Now, I have just come in from trying to map it again, but I am seeing a 
problem in that the tool location may not equal the centerline of the 
crossfeed, and that can probably effect the correction needed. Humm, but 
thats an absolute carriage position that only changes if I diddle the 
homing switches location. Not terribly likely in the remainder of my 
ride here since I'll be 84 in 3 weeks.

I started out about 1/8" from the er40 collet turning the rod, which is 
about -5.8" from the home switch, touched x off to 0.0000 and logged the 
RAD reading every .2" to about 7" away, at which point I switched to 1" 
steps as I was off the higher wear by then. Finding the tailstock 
off -6.5 thou, which I tried to correct, and found that a cast iron 
bitch to get under a thou, so I need to assume the 6.5 thou error there 
that the tailstock, and scale it down to zero by the time I get back to 
the spindle, then put all those figures into the lincurve, which if I do 
it right, should get me within a thou, at least for the 20" length of 
that A2. And that WILL get it good enough for the girls I go with.

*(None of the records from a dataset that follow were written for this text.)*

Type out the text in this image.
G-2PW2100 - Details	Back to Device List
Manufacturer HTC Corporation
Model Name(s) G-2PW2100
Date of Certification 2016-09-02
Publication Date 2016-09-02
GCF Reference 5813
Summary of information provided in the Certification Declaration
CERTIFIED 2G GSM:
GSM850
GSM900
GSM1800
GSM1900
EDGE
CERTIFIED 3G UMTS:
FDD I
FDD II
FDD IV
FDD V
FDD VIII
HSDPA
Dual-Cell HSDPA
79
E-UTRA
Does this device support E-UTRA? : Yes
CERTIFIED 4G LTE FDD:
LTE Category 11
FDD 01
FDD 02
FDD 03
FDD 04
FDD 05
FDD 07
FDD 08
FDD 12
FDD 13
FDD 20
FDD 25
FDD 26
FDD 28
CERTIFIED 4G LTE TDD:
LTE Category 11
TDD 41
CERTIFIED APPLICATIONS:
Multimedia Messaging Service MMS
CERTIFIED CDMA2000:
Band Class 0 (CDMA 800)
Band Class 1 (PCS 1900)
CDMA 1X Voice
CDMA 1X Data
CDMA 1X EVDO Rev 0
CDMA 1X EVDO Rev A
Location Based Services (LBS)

> If you mount some ultra-fine graph paper on the tool post and look
> really carefully in theory you can see how the bed moves in X and Y
> vs. in Z. But there are to practical issues
> 1) It is really hard to see such small movements.   I literally need a
> microscope to see.   I do have a micrometer grid target.  Youcam buy
> them in eBay for $13 and yes you need a good microscope to see uM size
> grid lines.  The lines are laser etched on glass.   $13 is not much   
> It intended use is for measuring "stuff" you see in a biological
> microscope. "How long is that bacterial?"
>
> 2) the cheap laser-bullet thing is not well made.  It is good enough
> fo make a gun owner happy but not a machinist who cares about
> "thousandths" in other words the runout is horrible.  But you work
> around this  DOn't bother to align it. The laser will tract a donut
> shape on a fixed target.  and this is good enough because yo know the
> exact centerline is in the center of the donut hole.    And actually
> you WANT a donut and not a dot because with more pixels you get less
> noise.   The "centroid" is what you are looking to find.   You can
> find the center to about 1/10th of a grid line.

That pretty well agrees with my thinking on this, but if a mark for 
angular reference is scratched into the front of the cartridge a sliver 
of reynolds wrap superglued to the "low" side ought to reduce the size 
of the donut if its too big for the ccd. Wash, rinse and repeat till 
adequate. But don't waste time looking for perfection. Taint gonna 
happen. :)

> No not bother to make the mechanics perfect.  It is easier to just get
> "close" and then measure the imperfection.  expect runout and that the
> spinning laser will trace out a donut.
>
> Of course you are not actual looking at a laser dot in practice you
> are photographing the dot and using software to find the actual
> centerline. You use the laser etched grprid only once to calibrate the
> camera/optics.
>
> Lasers are like cheating when it comes to measurement and alignments. 
>  I used on two years ago or the first time to make a block wall.  
> Never again will I use a mason's line.  lasers don't sag or blow in
> the wind and even a rank amateur like me can set blocks to near
> perfect plumber and level

Thats something I'm not an expert at. I did make a 6 block mold to make 
landscaping blocks for a retaining wall, about 350 of them, 55 lbs each, 
and put a good footing under them, 7 blocks high, with a french drain 
behind the footer and they haven't moved in a decade. My west and south 
garage walls are sitting on them, without a j bolt in sight. You can 
find a few pix on my web site.

[...]

Thanks Chris.

-- 
Cheers, Gene Heskett
--
"There are four boxes to be used in defense of liberty:
 soap, ballot, jury, and ammo. Please use in that order."